If shares fall below $320 and even toward $300, Gordon sees a swift move to levels not seen since sell-offs swept through the tech sector in February.
"If we break, I think you do have the opportunity to get down to about the $250 mark. That's where technical support comes in, sourced all the way back to that 2015 uptrend line, so near-term I think it's vulnerable," said Gordon.
Netflix first broke through $250 at the beginning of the year, briefly fell below it in February, and then surged to new highs over the summer. It is currently a 27 percent drop away from $250.
Gina Sanchez, CEO of Chantico Global, sees the biggest threat for Netflix coming from growth worries and higher expenses.
"The vulnerabilities that most people are focusing on is going to be the miss on U.S. subscriber growth. They are still growing globally. However, that global growth is more expensive growth so it just has a lower margin," explained Sanchez on "Trading Nation" on Tuesday.

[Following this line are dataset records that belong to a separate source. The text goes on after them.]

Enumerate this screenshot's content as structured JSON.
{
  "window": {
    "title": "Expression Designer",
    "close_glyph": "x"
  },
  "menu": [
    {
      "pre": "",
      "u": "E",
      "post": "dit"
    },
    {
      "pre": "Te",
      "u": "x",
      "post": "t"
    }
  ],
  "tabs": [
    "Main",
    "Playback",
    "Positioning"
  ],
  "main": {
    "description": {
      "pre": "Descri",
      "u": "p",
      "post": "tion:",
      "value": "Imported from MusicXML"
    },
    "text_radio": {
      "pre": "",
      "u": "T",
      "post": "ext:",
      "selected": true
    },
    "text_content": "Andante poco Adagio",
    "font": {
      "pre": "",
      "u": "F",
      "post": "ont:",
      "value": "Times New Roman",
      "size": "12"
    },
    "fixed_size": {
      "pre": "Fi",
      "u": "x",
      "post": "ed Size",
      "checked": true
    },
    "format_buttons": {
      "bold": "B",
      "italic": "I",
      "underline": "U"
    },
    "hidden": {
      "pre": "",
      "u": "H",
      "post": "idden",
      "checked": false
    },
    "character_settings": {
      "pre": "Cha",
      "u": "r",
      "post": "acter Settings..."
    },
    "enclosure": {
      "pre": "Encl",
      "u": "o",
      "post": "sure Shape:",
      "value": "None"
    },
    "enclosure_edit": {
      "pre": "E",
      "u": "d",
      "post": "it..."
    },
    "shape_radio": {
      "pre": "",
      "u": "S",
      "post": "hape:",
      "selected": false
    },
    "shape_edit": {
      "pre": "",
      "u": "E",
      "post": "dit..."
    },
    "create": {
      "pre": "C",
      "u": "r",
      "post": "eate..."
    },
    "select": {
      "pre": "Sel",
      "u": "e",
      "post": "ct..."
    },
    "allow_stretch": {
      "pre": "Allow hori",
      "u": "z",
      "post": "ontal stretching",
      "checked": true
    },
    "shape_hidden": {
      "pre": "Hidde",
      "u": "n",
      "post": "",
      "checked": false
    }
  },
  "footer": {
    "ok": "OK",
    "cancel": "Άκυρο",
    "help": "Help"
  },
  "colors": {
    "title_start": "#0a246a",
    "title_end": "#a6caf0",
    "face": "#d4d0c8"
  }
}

Netflix currently generates more than half of its revenue in the U.S., though high-growth in international markets has been eating into that share. Annual international sales have surged 160 percent since 2015.
On top of that, "they actually have some pretty significant debt needs, debt financing needs, going into a higher interest rate cycle," said Sanchez. "Are they going to continue to go fuel those massive expenses with debt? ... I think that's what they need to clarify in their earnings report."